Progress is currently being made on UR’s College Town project. With construction around Mt. Hope avenue, which houses popular dining options such as Chipotle and Coldstone Creamery, the plan seems to finally be coming to fruition.

How long has this plan for a more “college town” atmosphere been in the works though?

The Campus Times published an article about a similar college town plan in 1983.

An idea was proposed in 1982 that included a plan to build a mini-shopping center that was  pedestrian friendly, with about 20 merchants and stores. The shopping area would be located on the intersection of Elmwood and Lattimore avenues.

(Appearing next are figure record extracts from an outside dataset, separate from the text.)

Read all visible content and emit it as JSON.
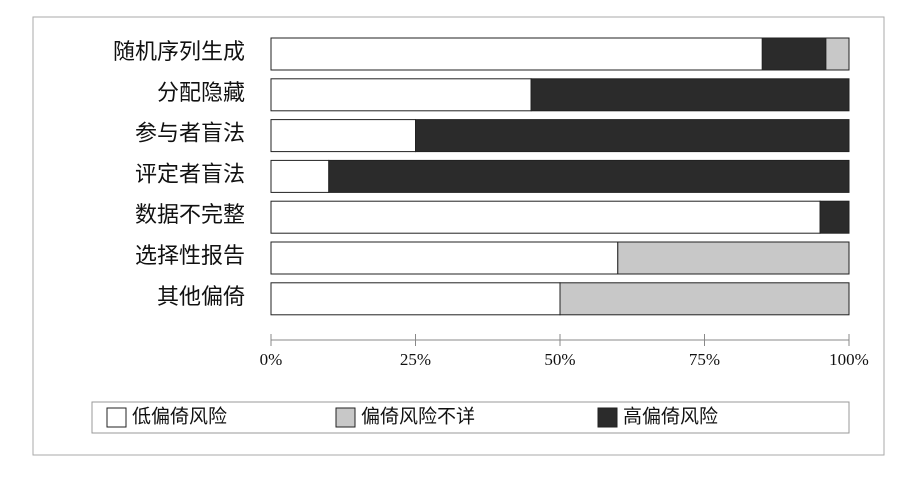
{
  "chart_data": {
    "type": "stacked-bar-horizontal",
    "categories": [
      "随机序列生成",
      "分配隐藏",
      "参与者盲法",
      "评定者盲法",
      "数据不完整",
      "选择性报告",
      "其他偏倚"
    ],
    "series": [
      {
        "name": "低偏倚风险",
        "color": "#ffffff",
        "values": [
          85,
          45,
          25,
          10,
          95,
          60,
          50
        ]
      },
      {
        "name": "高偏倚风险",
        "color": "#2b2b2b",
        "values": [
          11,
          55,
          75,
          90,
          5,
          0,
          0
        ]
      },
      {
        "name": "偏倚风险不详",
        "color": "#c8c8c8",
        "values": [
          4,
          0,
          0,
          0,
          0,
          40,
          50
        ]
      }
    ],
    "legend_order": [
      0,
      2,
      1
    ],
    "xlim": [
      0,
      100
    ],
    "xticks": [
      {
        "value": 0,
        "label": "0%"
      },
      {
        "value": 25,
        "label": "25%"
      },
      {
        "value": 50,
        "label": "50%"
      },
      {
        "value": 75,
        "label": "75%"
      },
      {
        "value": 100,
        "label": "100%"
      }
    ],
    "legend": "bottom"
  }
}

The modern day College Town is intended to be between Elmwood Avenue and Crittenden Boulevard, west of Mt. Hope Avenue on UR-owned land. This plan includes a more multi-faceted village of sorts, with apartment spaces integrated on top of the stores. Other buildings such as grocery stores, a hotel with a conference center, and office space will be built around the area as well.

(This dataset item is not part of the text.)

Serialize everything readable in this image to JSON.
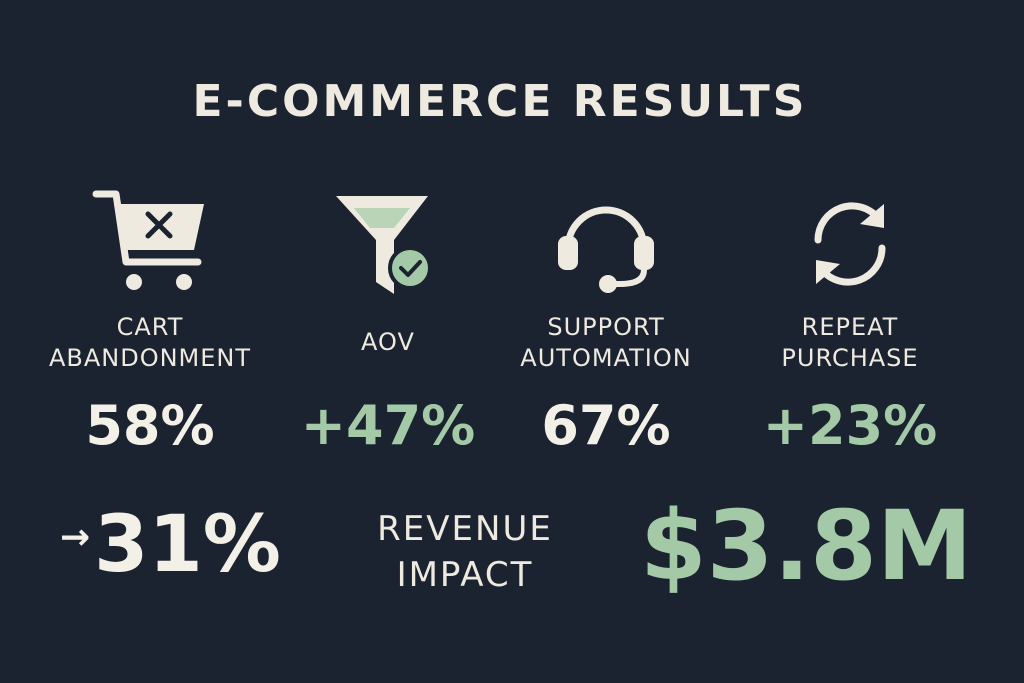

At the time the 1982 plan was proposed, there was a high interest rate on buildings, which caused a delay of six months in the development of the area. But, as the CT reported, there was a drop in the interest rate  that January and an increase in feasibility to continue with the plans.

“‘UR’s college town proposal is moving forward again because of lowered interest rates,’”  George Angle, former vice president for public affairs, said in the article.

This idea has seen more progress, though, since the ’80s. Recently, the campus was approved a $20 million federal loan to be used for the project and there is hope that the project will break ground in November.

The reason for the college town plan differs now from back in the day. In 1983, UR felt a need to make more commercial resources available to the students. The University also wanted to make it clear that the plan for a college town was “not intended to be a moneymaker for the developer or UR.”

The goal of the University now is to not only give students an entirely new experience of campus life, but also create a cohesiveness between the campus and the community that it is surrounded by.

In September that same year, the CT published an article explaining that the college town would not begin to be built until the spring of 1985 and would then take at the least two years to complete.

Although there was a breakthrough earlier in the year with lower interest rates, the plan ran into more problems involving the building of a new road.

The road would have been built to connect the intersection  of Lattimore and Crittenden avenue with Intercampus Drive and Moore road. It was vital to open up the college town area to the public, instead of limiting the space to  just college students.

By the end of 1983, the proposed college town was at a standstill.

Luckily for current UR students, the plan for a more vibrant campus life, with a larger range of hang out and shopping spots, is seeing more success as the University goes forth with its current College Town plans.

Mariner is a member of the class of 2015.